There is some more detail available on the Common Platform alliance 32nm from the advance material put together by the organisers of the VLSI Technology Symposium. It illustrates the kind of bets that the fabs and foundries are making on the next generation of silicon, although the details are still sketchy.
With the 32nm generation, IBM and its partners expect to be able to deliver a process that exceeds the industry consensus on what is needed at that point. The consensus is summed up in the pile of documents that go by the name of the International Technology Roadmap for Semiconductors (ITRS). Taken together, the documents are effectively the guidelines for what the industry needs to stay on Moore's Law.

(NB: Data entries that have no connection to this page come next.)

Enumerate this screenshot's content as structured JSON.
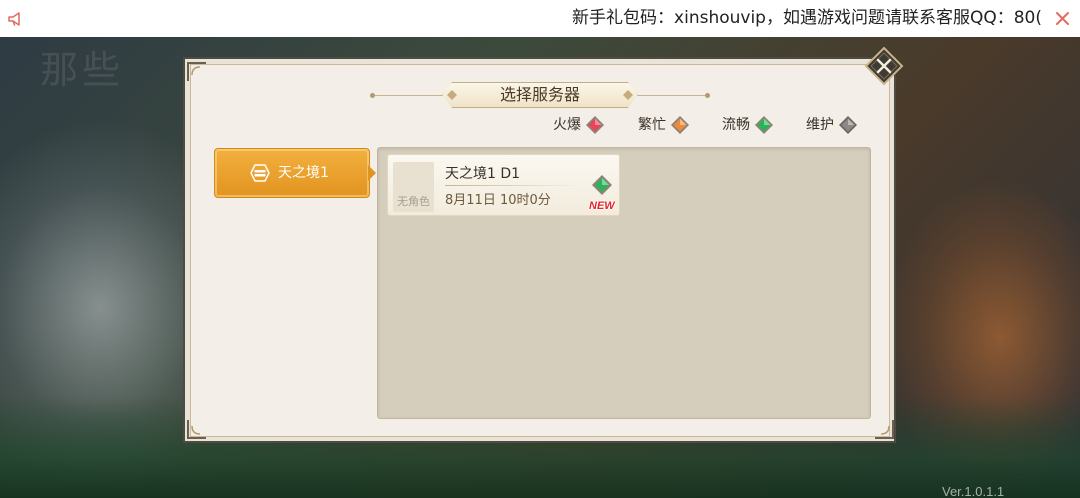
{
  "notice": {
    "text": "新手礼包码：xinshouvip，如遇游戏问题请联系客服QQ：80("
  },
  "background": {
    "logo_text": "那些",
    "version": "Ver.1.0.1.1"
  },
  "dialog": {
    "title": "选择服务器",
    "legend": [
      {
        "label": "火爆",
        "color": "#e8445a"
      },
      {
        "label": "繁忙",
        "color": "#f08a3a"
      },
      {
        "label": "流畅",
        "color": "#2bb35a"
      },
      {
        "label": "维护",
        "color": "#8a8a8a"
      }
    ],
    "server_group": {
      "label": "天之境1"
    },
    "servers": [
      {
        "name": "天之境1 D1",
        "time": "8月11日 10时0分",
        "avatar_label": "无角色",
        "status_color": "#2bb35a",
        "badge": "NEW"
      }
    ]
  }
}
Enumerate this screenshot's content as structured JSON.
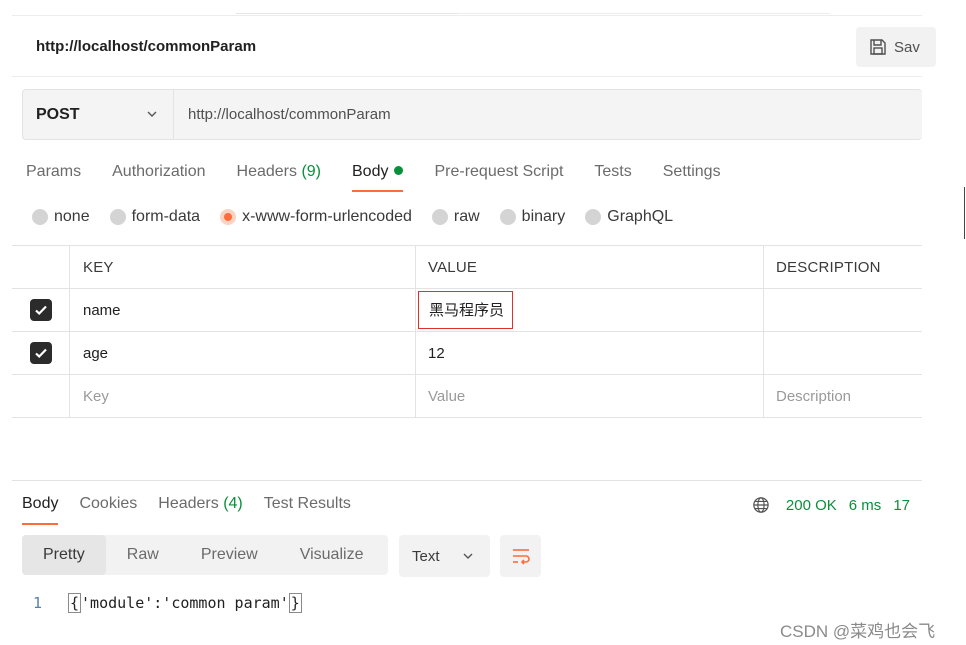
{
  "request": {
    "title": "http://localhost/commonParam",
    "save_label": "Sav",
    "method": "POST",
    "url": "http://localhost/commonParam"
  },
  "request_tabs": [
    {
      "label": "Params",
      "count": "",
      "active": false
    },
    {
      "label": "Authorization",
      "count": "",
      "active": false
    },
    {
      "label": "Headers ",
      "count": "(9)",
      "active": false
    },
    {
      "label": "Body",
      "count": "",
      "active": true,
      "dot": true
    },
    {
      "label": "Pre-request Script",
      "count": "",
      "active": false
    },
    {
      "label": "Tests",
      "count": "",
      "active": false
    },
    {
      "label": "Settings",
      "count": "",
      "active": false
    }
  ],
  "body_types": [
    {
      "label": "none",
      "checked": false
    },
    {
      "label": "form-data",
      "checked": false
    },
    {
      "label": "x-www-form-urlencoded",
      "checked": true
    },
    {
      "label": "raw",
      "checked": false
    },
    {
      "label": "binary",
      "checked": false
    },
    {
      "label": "GraphQL",
      "checked": false
    }
  ],
  "params_table": {
    "headers": {
      "key": "KEY",
      "value": "VALUE",
      "description": "DESCRIPTION"
    },
    "rows": [
      {
        "checked": true,
        "key": "name",
        "value": "黑马程序员",
        "description": ""
      },
      {
        "checked": true,
        "key": "age",
        "value": "12",
        "description": ""
      }
    ],
    "placeholder": {
      "key": "Key",
      "value": "Value",
      "description": "Description"
    }
  },
  "response_tabs": [
    {
      "label": "Body",
      "count": "",
      "active": true
    },
    {
      "label": "Cookies",
      "count": "",
      "active": false
    },
    {
      "label": "Headers ",
      "count": "(4)",
      "active": false
    },
    {
      "label": "Test Results",
      "count": "",
      "active": false
    }
  ],
  "response_status": {
    "status": "200 OK",
    "time": "6 ms",
    "size": "17"
  },
  "view_modes": [
    {
      "label": "Pretty",
      "active": true
    },
    {
      "label": "Raw",
      "active": false
    },
    {
      "label": "Preview",
      "active": false
    },
    {
      "label": "Visualize",
      "active": false
    }
  ],
  "format": "Text",
  "code": {
    "line_number": "1",
    "open_brace": "{",
    "content": "'module':'common param'",
    "close_brace": "}"
  },
  "watermark": "CSDN @菜鸡也会飞",
  "colors": {
    "accent": "#ff6c37",
    "success": "#0a8f3a",
    "highlight_border": "#e0302d"
  }
}
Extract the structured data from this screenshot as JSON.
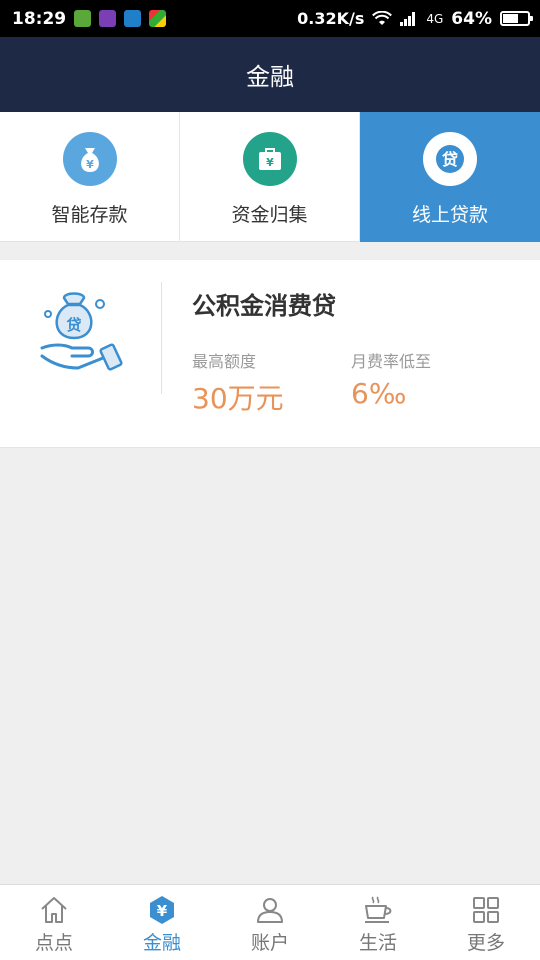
{
  "status_bar": {
    "time": "18:29",
    "net_speed": "0.32K/s",
    "network": "4G",
    "battery": "64%",
    "battery_level": 0.64
  },
  "header": {
    "title": "金融"
  },
  "categories": [
    {
      "label": "智能存款",
      "icon": "money-bag-icon",
      "color": "#5aa7e0",
      "active": false
    },
    {
      "label": "资金归集",
      "icon": "briefcase-yen-icon",
      "color": "#23a38a",
      "active": false
    },
    {
      "label": "线上贷款",
      "icon": "loan-icon",
      "color": "#ffffff",
      "active": true
    }
  ],
  "loan_card": {
    "icon": "hand-money-bag-icon",
    "title": "公积金消费贷",
    "max_label": "最高额度",
    "max_value": "30万元",
    "rate_label": "月费率低至",
    "rate_value": "6‰"
  },
  "bottom_nav": [
    {
      "label": "点点",
      "icon": "home-icon",
      "active": false
    },
    {
      "label": "金融",
      "icon": "finance-hex-icon",
      "active": true
    },
    {
      "label": "账户",
      "icon": "user-icon",
      "active": false
    },
    {
      "label": "生活",
      "icon": "coffee-cup-icon",
      "active": false
    },
    {
      "label": "更多",
      "icon": "grid-icon",
      "active": false
    }
  ],
  "colors": {
    "header_bg": "#1e2a45",
    "accent": "#3b8fd0",
    "highlight": "#e8935a"
  }
}
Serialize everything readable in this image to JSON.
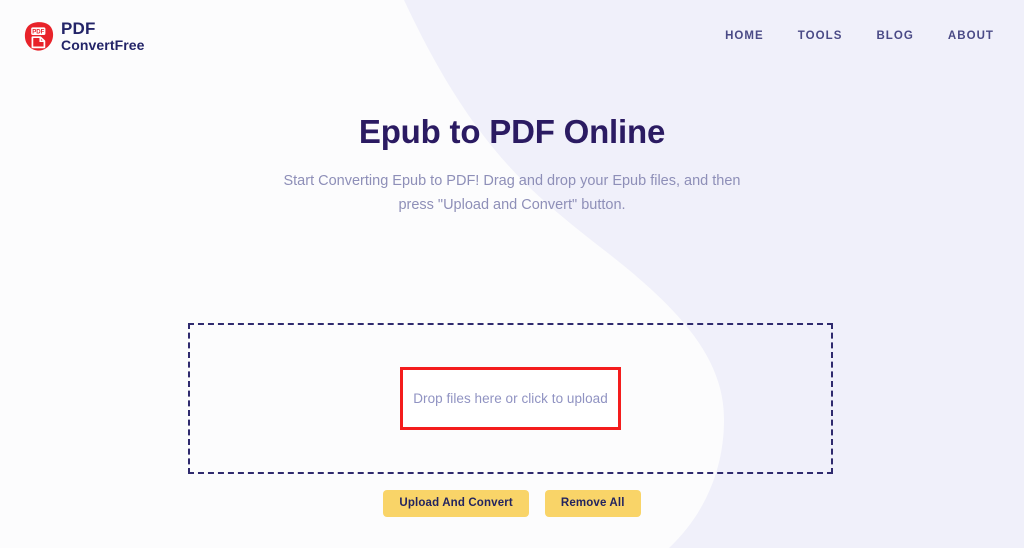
{
  "site": {
    "background_color": "#fcfcfd",
    "blob_color": "#f0f0fa",
    "accent_dark": "#2b1b62",
    "accent_yellow": "#f9d468",
    "highlight_red": "#f41d1d",
    "logo_red": "#e8232a"
  },
  "header": {
    "brand": {
      "icon": "pdf-document-icon",
      "line1": "PDF",
      "line2": "ConvertFree"
    },
    "nav": [
      {
        "label": "HOME"
      },
      {
        "label": "TOOLS"
      },
      {
        "label": "BLOG"
      },
      {
        "label": "ABOUT"
      }
    ]
  },
  "hero": {
    "title": "Epub to PDF Online",
    "subtitle": "Start Converting Epub to PDF! Drag and drop your Epub files, and then press \"Upload and Convert\" button."
  },
  "dropzone": {
    "label": "Drop files here or click to upload",
    "highlighted": true
  },
  "actions": {
    "upload_label": "Upload And Convert",
    "remove_label": "Remove All"
  }
}
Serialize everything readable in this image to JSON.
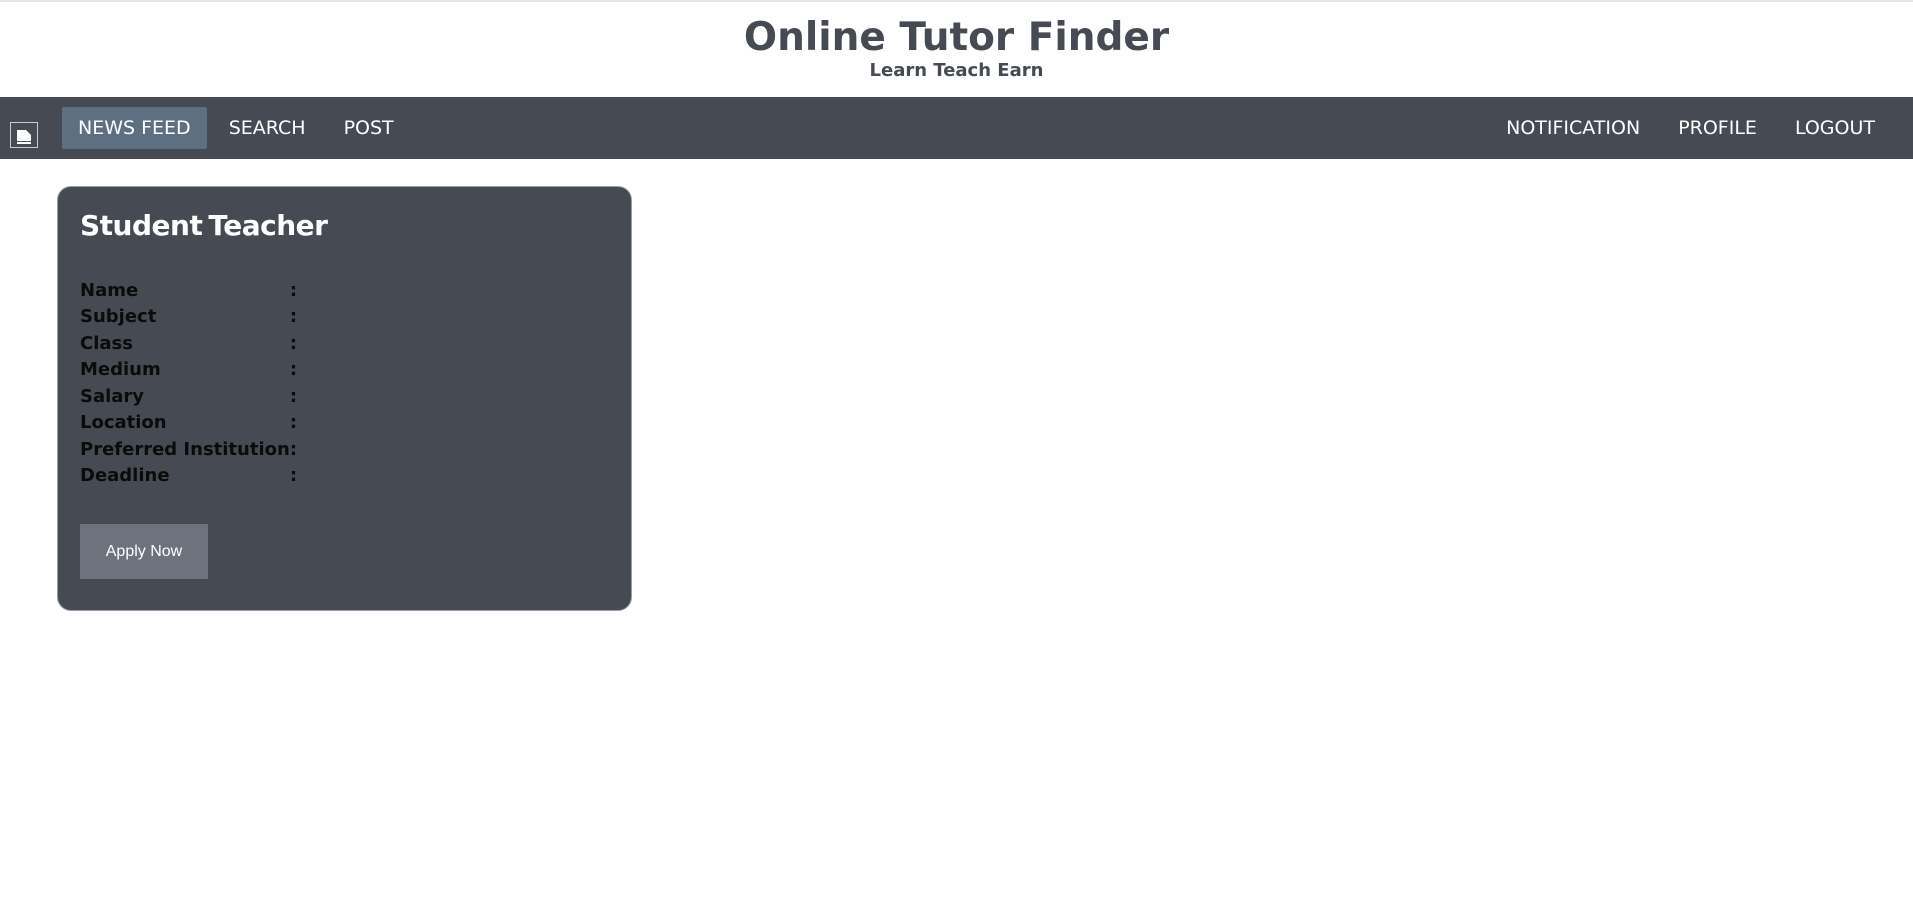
{
  "header": {
    "title": "Online Tutor Finder",
    "tagline": "Learn Teach Earn"
  },
  "nav": {
    "logo_icon": "books-logo-icon",
    "left_items": [
      {
        "label": "NEWS FEED",
        "active": true
      },
      {
        "label": "SEARCH",
        "active": false
      },
      {
        "label": "POST",
        "active": false
      }
    ],
    "right_items": [
      {
        "label": "NOTIFICATION"
      },
      {
        "label": "PROFILE"
      },
      {
        "label": "LOGOUT"
      }
    ]
  },
  "post": {
    "title_part1": "Student",
    "title_part2": "Teacher",
    "fields": [
      {
        "label": "Name",
        "sep": ":",
        "value": ""
      },
      {
        "label": "Subject",
        "sep": ":",
        "value": ""
      },
      {
        "label": "Class",
        "sep": ":",
        "value": ""
      },
      {
        "label": "Medium",
        "sep": ":",
        "value": ""
      },
      {
        "label": "Salary",
        "sep": ":",
        "value": ""
      },
      {
        "label": "Location",
        "sep": ":",
        "value": ""
      },
      {
        "label": "Preferred Institution",
        "sep": ":",
        "value": ""
      },
      {
        "label": "Deadline",
        "sep": ":",
        "value": ""
      }
    ],
    "apply_label": "Apply Now"
  },
  "colors": {
    "navbar_bg": "#464b53",
    "nav_active_bg": "#5d6f80",
    "card_bg": "#464b53",
    "button_bg": "#6c737c",
    "title_text": "#464a52"
  }
}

Scattered throughout the PDFs are tables of specifications that semiconductors should get close to if they are to be useful at a given process geometry. The numbers are all colour coded: yellow means tricky but possible; red means nobody has an answer yet, or at least one they've shared in public.
If we ignore what high-end microprocessors needs - let's face it, Intel has that market more or less cornered - the main battleground is in what the ITRS terms the low operating power (LOP) and low standby power (LSTP) processes. There is a question mark over how long LSTP can stay in business. Today, transistors are leaky things, and current just dribbles out of them even when they are supposed to be off. The ITRS has upped what it considers acceptable leakage to 30pA/µm. No-one is quoting anywhere near that number.
Both IBM and TSMC's processes seem to aimed squarely at the LOP zone. Based on what TSMC’s deputy director of low-power technology Shien-Yang Wu said at IEDM, the Taiwanese foundry looks more or less on track in ITRS terms with a current drive of 700µA/µm against a leakage current of 1nA for an NMOS transistor. Current drive (Ion) is one of the figures of merit that process engineers use to work out whether a transistor is going to be good enough. The ITRS quotes 760µA/µm for the 2009 timeframe.
IBM's alliance looks in better shape with a figure 1000µA/µm against 1nA/µm. With metal gates, the process should yield better results and that seems to be the case. All we have right now is a few figures. But, typically, if you increase the threshold voltage, you can cut leakage by sacrificing some current drive. The metal-gate option has given IBM, Chartered Semiconductor Manufacturing and friends some wiggle room to cut leakage and maybe get the process into the LSTP box as well. That does not seem to be something that TSMC will be able to do with a 32nm process that uses more conventional polysilicon gates.
However, what TSMC seems to have done is introduce a second, thicker gate oxide for use on memory cells – chips today are full of these, so you don't want them to leak by crazy. It means an extra process step but the foundry seems to be making the tradeoff that a couple of mask steps here or there will still be cheaper than going to a metal gate.
It is possible that IBM has come up with a metal-gate process that is comparable in cost - but it seems unlikely. A single-metal process is way cheaper than having to use two but the treatment you have to do to the gate stacks probably means that the cost adder is higher than that of just using polysilicon. But, you should get higher performance for a given amount of leakage current than if you stick with a polysilicon gate-based process.
This is where the design bit comes in. What is happening now is that, if you do nothing else, doubling the number of transistors on a chip as you move down the geometry curve more than doubles the leakage power. A process tweak here or there is nice, but still doesn't do all that much for battery life.
However, if you ruthlessly shut entire blocks down when they are not doing anything, the leakage current does not matter anywhere near as much. What happens is that you run each block flat out for a few microseconds then pull the plug - saving your work each time, of course. Leakage does matter in the memory cells. But, even there, you can put them into so-called drowsy mode - they just about retain their state, perhaps with a little error-correction assistance - which can also cut power consumption. In this environment, the leakage current through a given transistor becomes less important, thanks to better design.
Looking at 32nm as a foundry process, the Common Platform process may be forced into the upper end of the LOP niche against TSMC, which holds the lion's share of the foundry business already, holding on with what is likely to be a cheaper process. Now, there are risks on TSMC's side. It has had to use copious amounts of strain engineering to get its transistors into the LOP zone. The benefits of strain, particularly with the already slower PMOS transistors, are tailing off as transistors get slower. To get performance, users may have to sacrifice density, which makes the 32nm process less attractive. However, as I wrote yesterday, raw clock speed is not as important as raw density in a lot of low-power designs, which tends to favour TSMC's approach.
More of the tradeoffs will become apparent as June rolls around.